En immersion avec les rangers de Salonga, héros méconnus de la conservation

Reportage | Les rangers patrouillent parfois pendant plusieurs semaines consécutives dans la jungle avec les moyens du bord : face aux braconniers, l’argent et la technologie de pointe n’ont que peu de pouvoir.

De Thomas Nicolon
Épuisé, Jean-Pierre Mayamba est plongé dans ses pensées à la tombée de la nuit, sur la ...
Épuisé, Jean-Pierre Mayamba est plongé dans ses pensées à la tombée de la nuit, sur la rivière Yenge. Avec lui dans la pirogue, une chèvre que les rangers mangeront quelques jours plus tard.
PHOTOGRAPHIE DE Thomas Nicolon

Si le parc national de la Salonga a un budget estimé à plusieurs millions d’euros, alloués par les bailleurs internationaux, la réalité des rangers est toute autre sur le terrain. En patrouille durant plusieurs semaines consécutives, ces travailleurs de l’ombre composent avec les moyens du bord : dans la jungle, l’argent et la technologie de pointe n’ont que peu de pouvoir.
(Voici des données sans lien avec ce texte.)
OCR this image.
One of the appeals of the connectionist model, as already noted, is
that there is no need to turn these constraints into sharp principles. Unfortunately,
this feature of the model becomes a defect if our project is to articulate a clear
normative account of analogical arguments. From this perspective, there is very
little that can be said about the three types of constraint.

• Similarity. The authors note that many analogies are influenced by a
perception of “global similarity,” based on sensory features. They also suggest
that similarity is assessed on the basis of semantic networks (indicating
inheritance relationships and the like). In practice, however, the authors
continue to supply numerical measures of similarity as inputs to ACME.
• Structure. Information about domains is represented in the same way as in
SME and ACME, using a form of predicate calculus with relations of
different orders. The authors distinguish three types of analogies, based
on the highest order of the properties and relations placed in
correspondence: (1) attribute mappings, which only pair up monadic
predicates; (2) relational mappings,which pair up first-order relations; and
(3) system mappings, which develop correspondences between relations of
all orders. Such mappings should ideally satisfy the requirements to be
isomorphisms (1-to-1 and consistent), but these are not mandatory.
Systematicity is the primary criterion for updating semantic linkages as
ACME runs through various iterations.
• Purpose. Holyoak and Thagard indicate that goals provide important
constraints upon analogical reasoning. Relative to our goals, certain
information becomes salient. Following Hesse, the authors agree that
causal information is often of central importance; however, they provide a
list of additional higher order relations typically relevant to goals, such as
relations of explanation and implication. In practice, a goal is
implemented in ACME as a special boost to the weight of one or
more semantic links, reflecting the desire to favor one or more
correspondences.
Dans Salonga, deuxième plus grand parc de forêt tropicale au monde, pas de colliers GPS sur les éléphants, ni de téléphones satellites pour chaque patrouille ou même de véhicule dernier cri pour intervenir en cas d’urgence.
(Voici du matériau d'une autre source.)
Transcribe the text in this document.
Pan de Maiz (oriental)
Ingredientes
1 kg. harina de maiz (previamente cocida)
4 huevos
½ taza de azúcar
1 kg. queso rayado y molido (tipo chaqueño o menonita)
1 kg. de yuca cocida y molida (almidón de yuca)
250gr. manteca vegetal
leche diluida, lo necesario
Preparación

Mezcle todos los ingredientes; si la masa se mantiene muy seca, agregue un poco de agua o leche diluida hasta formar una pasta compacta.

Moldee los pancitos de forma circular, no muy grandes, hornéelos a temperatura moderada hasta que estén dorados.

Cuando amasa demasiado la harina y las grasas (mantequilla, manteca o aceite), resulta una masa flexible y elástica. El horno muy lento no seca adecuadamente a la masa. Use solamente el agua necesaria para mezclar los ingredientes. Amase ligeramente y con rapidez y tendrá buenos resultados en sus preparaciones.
L’absence de routes pousse l’Institut congolais pour la conservation de la nature (ICCN) et le Fonds Mondial pour la Nature (WWF) à travailler à un rythme singulier : celui de la forêt.

Un braconnier repéré dans une section du parc ? Les rangers doivent se déployer plusieurs jours, à pied puis en pirogue, sans possibilité de localiser leur cible. Débute alors un dangereux cache-cache où chaque indice doit être relevé : une branche coupée à la machette, une empreinte ou un feu de camp abandonné la veille.

Dans ce contexte difficile, les rangers patrouillent en sandales, s'avançant dans l’eau parfois jusqu’à la taille. Le sort des éléphants des forêts, dont la population a chuté de 150 000 à 2 000 individus entre 1975 et 1995, dépend du travail acharné de ces héros méconnus de la conservation.

Issus des villages autour du parc, sans formation paramilitaire, parfois quinquagénaires, ils opèrent dans un environnement extrêmement exigeant, avec un très modeste salaire à la clef.

Grâce à leur travail, ce parc national unique au monde pourrait un jour revoir prospérer éléphants de forêt et bonobos, et ainsi devenir un haut lieu touristique de la RDC.

Souvent isolées, les aires protégées du Congo sont à la merci des braconniers. Dans un pays où les crises politique, sécuritaire et économique perdurent, la corruption s’étend à toutes les couches de la société.

Les braconniers arrêtés se retrouvent bien souvent en liberté plus tôt que prévu, et plus armés que jamais. C’est pourtant le développement du tourisme vert qui pourrait offrir un répit au géant d’Afrique centrale, frappée par des vagues de violence depuis plus de 20 ans.